TensorBoard seems not to read/display the fused graph as the instruction explains.
Here are the steps:
check out GitHub - tensorflow/tensorrt: TensorFlow/TensorRT integration
convert the data dataset into TFRecord
python image_classification.py --model resnet_v1_50 --data_dir ~/dataset/faceTFR --use_trt --precision fp16 --mode validation
tensorboard --logdir=./data --port 6006
open tensorboard in browser and check ‘rasnet_model’ module. Hope to see the nodes reduced from 459 to 4.
Here are issues:
there is no ‘model_dir’ created by ‘image_classification’. So there is no logs when running Tensorboard on ‘model_dir’.
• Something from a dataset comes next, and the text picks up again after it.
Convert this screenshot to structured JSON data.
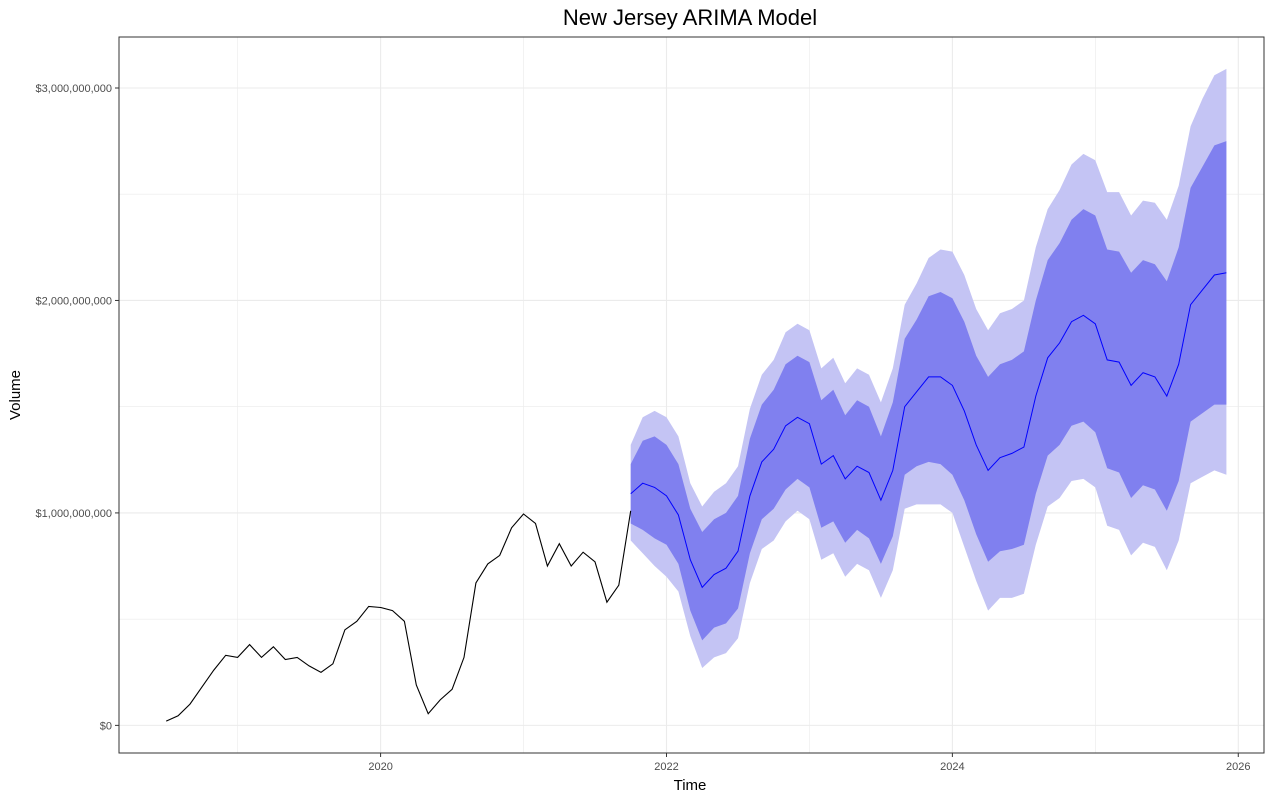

where running ‘TensorBoard’ on ‘data’, Tensorboard shows the original model as expected.
Is there anything overlooked in the above procedure?
thanks,
steven
Here are the test results:
python image_classification.py --model resnet_v1_50 --data_dir ~/dataset/faceTFR --use_trt --precision fp16
model: resnet_v1_50
model_dir: None
num_calib_inputs: 500
num_iterations: None
num_warmup_iterations: 50
precision: fp16
target_duration: None
use_synthetic: False
use_trt: True
use_trt_dynamic_op: False
url: http://download.tensorflow.org/models/official/20181001_resnet/checkpoints/resnet_imagenet_v1_fp32_20181001.tar.gz
num_nodes(native_tf): 741
num_nodes(tftrt_total): 474
num_nodes(trt_only): 0
graph_size(MB)(native_tf): 97.8
graph_size(MB)(trt): 195.6
time(s)(trt_conversion): 15.9
running inference…
Here are system setup:
TensorRT 5.0.2.6
Bazel 0.21.1
cuda 9.0
cudnn 7.3.5
facenet dataset
Geforce 1050
Tensorflow 1.13.1
Python 3.6
NVESJ
April 4, 2019, 6:26pm
4
Hello,
I tried to repro the bug you encountered on the tensorrt docker container and found no issue with the script. The “model_dir” folder will be generated after the inference is done and the Tensorboard events file is in the “eval” sub-folder inside the “model_dir” folder.
If you are running the example in your own TensorFlow environment, maybe some steps are missing or some packages are deprecated? We suggest you to use our docker containers since it would be slightly easier and you get everything up to date.
Thank you.
NVIDIA ENTERPRISE SUPPORT
Hi,
thanks for the reply.
which version of docker do you use? tensorrt or tensorflow?